A Beginning
I haven’t seen the sunrise in a long time.
Two years, to be exact. My window faces east, so you’d think that in the mornings, I’d at least open my blinds to let the light in. But I don’t. I haven’t. There’s work to get to, but more than that, it’s the sudden shift from deep night to dawn that frightens me. God claws at the darkness, so that streaks of untapped light show, gold and white and violet all at once. An old lover, who believed he was a poet (but was not), liked to compare it to dragon’s blood, dripping across the sky. Before our eyes are fully open, the sun’s already come up, ready to pillage what night has tried to keep secret, safe. Dew, sparkling on leaves and sleeping butterflies, disappear. Cars pull out of driveways, wives kiss their husbands goodbye (Have a good day at work, dear), boys and girls head off to school, someone somewhere struggles to get out of bed, another heart heals, and life, like everything else, goes on. Prometheus would be proud.

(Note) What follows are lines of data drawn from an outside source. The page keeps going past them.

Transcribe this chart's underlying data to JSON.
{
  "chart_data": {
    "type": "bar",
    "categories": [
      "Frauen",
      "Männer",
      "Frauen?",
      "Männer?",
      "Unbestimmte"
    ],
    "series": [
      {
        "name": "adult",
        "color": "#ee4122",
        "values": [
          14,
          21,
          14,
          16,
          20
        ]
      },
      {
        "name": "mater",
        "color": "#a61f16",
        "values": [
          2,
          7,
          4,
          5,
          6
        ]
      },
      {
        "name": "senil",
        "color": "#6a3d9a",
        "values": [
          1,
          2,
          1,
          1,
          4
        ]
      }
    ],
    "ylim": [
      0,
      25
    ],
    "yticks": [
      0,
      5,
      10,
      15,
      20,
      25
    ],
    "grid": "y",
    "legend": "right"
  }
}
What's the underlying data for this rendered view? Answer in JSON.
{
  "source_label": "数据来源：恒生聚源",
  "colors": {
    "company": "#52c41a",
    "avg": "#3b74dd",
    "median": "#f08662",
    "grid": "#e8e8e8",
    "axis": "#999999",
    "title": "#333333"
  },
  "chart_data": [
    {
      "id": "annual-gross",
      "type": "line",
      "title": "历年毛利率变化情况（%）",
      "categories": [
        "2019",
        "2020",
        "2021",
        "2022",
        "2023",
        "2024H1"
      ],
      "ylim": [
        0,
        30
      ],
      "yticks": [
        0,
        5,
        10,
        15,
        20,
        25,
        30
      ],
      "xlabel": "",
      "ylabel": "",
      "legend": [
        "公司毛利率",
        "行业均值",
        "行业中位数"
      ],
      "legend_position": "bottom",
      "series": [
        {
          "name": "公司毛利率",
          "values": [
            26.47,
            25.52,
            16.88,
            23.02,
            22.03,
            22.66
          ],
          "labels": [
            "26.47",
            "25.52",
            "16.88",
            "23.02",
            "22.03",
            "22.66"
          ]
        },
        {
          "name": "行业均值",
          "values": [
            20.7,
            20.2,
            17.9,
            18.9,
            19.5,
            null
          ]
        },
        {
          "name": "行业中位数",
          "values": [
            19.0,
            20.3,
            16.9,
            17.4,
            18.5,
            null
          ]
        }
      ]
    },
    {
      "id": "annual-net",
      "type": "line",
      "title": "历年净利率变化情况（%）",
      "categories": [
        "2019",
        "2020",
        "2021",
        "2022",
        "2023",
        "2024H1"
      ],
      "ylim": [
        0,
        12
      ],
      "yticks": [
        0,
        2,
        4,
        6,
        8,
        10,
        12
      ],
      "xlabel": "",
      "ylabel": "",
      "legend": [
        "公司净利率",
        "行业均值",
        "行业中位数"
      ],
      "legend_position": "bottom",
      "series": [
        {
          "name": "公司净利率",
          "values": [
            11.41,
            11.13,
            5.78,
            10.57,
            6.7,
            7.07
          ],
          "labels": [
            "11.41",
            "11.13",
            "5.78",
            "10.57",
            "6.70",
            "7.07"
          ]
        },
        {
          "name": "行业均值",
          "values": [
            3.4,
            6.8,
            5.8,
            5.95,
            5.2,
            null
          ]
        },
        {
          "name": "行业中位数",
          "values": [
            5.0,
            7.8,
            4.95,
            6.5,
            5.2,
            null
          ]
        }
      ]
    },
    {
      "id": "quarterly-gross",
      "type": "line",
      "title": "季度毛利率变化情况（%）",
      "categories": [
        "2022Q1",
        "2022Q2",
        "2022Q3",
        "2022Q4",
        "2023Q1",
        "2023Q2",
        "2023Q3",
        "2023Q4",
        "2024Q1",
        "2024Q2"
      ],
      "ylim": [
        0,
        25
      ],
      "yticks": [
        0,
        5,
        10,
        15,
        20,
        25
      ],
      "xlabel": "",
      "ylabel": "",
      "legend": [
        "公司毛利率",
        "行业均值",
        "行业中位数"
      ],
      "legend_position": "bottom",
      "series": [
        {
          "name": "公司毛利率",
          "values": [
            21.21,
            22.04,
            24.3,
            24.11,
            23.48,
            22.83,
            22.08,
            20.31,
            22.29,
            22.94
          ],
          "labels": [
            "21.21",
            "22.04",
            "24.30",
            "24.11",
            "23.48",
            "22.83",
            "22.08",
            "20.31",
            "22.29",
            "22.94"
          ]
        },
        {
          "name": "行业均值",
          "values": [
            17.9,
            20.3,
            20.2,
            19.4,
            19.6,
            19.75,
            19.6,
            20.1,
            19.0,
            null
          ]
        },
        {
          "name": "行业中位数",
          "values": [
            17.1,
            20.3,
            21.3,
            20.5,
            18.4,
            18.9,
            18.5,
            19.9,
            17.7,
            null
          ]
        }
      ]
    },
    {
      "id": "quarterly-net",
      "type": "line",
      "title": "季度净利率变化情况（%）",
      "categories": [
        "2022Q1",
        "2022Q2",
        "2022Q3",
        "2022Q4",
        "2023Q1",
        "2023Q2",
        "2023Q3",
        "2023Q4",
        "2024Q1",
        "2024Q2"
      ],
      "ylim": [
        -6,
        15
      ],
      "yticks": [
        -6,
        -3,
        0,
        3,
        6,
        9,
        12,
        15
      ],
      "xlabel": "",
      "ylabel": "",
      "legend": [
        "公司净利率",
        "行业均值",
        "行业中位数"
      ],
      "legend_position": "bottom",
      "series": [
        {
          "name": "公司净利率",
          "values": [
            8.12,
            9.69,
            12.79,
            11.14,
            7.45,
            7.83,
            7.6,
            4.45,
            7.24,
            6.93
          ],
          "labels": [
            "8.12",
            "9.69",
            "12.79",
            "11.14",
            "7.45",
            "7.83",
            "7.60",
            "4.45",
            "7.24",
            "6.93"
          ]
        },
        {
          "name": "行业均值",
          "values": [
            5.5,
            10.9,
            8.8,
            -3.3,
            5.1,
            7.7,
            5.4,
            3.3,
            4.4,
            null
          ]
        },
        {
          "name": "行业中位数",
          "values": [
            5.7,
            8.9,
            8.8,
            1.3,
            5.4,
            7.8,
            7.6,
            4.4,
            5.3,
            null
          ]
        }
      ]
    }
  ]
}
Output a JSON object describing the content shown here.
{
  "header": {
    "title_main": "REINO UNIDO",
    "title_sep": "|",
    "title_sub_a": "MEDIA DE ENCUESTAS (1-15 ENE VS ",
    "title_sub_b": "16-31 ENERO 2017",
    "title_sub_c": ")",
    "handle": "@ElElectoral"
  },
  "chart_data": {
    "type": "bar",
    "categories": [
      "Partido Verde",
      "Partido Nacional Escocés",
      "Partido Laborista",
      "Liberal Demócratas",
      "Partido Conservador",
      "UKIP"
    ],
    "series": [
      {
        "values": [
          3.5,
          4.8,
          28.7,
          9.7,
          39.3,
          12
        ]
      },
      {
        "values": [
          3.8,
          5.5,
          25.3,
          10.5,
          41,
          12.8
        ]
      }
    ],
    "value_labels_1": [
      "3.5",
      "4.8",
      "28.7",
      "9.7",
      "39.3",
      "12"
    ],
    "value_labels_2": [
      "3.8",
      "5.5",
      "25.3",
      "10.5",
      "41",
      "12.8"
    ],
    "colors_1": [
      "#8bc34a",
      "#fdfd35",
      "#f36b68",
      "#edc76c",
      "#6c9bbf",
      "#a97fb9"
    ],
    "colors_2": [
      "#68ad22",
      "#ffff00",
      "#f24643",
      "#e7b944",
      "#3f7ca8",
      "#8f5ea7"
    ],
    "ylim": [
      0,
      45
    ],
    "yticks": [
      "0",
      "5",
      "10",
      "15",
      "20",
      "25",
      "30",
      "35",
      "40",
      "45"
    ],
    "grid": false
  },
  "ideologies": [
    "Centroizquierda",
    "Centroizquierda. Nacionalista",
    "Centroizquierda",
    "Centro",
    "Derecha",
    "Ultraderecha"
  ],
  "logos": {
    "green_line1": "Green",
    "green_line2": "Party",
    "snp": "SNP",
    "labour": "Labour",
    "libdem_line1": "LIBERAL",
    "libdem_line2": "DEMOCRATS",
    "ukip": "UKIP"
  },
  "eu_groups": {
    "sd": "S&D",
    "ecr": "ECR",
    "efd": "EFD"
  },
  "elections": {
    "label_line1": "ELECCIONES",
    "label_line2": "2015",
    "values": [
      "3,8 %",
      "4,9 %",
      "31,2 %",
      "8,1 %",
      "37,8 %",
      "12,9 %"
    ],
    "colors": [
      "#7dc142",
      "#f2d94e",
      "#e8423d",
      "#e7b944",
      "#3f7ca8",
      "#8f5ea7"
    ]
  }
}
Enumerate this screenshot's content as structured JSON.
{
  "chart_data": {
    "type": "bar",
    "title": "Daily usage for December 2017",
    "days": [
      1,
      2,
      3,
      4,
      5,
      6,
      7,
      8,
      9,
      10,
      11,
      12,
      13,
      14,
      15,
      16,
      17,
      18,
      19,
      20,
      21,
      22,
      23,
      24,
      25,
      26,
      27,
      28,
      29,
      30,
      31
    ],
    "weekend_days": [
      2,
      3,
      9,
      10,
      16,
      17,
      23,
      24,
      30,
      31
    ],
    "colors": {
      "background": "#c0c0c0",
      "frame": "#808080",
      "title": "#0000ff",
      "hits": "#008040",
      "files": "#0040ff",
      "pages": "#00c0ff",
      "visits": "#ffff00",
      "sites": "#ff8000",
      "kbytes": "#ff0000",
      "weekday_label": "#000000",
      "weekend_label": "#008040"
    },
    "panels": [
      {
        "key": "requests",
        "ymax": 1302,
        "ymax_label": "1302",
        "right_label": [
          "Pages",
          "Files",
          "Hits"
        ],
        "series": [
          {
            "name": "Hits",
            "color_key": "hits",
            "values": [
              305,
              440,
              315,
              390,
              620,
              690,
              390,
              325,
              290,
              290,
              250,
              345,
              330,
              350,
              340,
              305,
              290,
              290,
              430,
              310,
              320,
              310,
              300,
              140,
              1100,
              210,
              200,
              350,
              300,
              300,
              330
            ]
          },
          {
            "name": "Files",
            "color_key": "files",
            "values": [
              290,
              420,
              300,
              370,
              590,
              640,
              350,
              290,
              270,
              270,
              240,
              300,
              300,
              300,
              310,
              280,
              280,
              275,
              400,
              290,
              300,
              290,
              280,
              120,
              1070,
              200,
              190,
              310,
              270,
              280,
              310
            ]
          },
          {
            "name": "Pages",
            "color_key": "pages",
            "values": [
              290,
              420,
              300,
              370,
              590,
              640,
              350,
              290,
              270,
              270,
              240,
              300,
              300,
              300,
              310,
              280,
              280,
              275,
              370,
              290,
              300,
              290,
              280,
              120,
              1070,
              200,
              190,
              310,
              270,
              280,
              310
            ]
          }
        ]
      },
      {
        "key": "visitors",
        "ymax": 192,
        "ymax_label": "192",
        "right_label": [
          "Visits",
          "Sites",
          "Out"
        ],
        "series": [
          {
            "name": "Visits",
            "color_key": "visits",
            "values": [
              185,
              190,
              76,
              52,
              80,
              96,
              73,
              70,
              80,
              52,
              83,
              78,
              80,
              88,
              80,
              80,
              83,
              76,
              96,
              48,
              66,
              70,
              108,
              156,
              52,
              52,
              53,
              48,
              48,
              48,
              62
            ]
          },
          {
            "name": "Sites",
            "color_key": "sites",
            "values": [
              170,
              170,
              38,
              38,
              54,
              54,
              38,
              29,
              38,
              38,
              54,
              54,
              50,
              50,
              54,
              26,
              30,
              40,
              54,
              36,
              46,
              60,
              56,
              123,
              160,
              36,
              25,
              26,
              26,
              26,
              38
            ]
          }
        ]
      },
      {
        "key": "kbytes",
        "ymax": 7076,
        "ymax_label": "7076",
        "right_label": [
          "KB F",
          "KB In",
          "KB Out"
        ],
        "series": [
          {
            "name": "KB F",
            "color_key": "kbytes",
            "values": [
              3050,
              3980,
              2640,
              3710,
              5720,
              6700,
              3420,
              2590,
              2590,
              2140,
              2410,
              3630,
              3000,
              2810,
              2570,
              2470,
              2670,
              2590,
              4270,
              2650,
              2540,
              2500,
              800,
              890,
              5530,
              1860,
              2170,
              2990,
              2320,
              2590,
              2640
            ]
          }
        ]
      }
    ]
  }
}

I hate mornings: if I had my way, we’d all start work under the cover of night. Darkness can be more merciful than sunlight – it yields to grief or desire (is there a difference?) more easily, allowing us to forget what we’d rather not face during the day. I’m no vampire, as I love the beach in summer as much as anyone, but when it’s raining outside and I know I’ve yet another pile of paperwork to get through at the office, I’d much rather burrow my head under my pillow and doze till noon.
Maybe it’s because I like to stay up till 3 or 4 in the morning, writing letters like these. Some of them I burn, hoping their ashes will scatter, my thoughts mingling with air, so they transcend emotion, becoming pure element. But this one, I’ve chosen to save: this reaches you whole, for you to do with it what you will.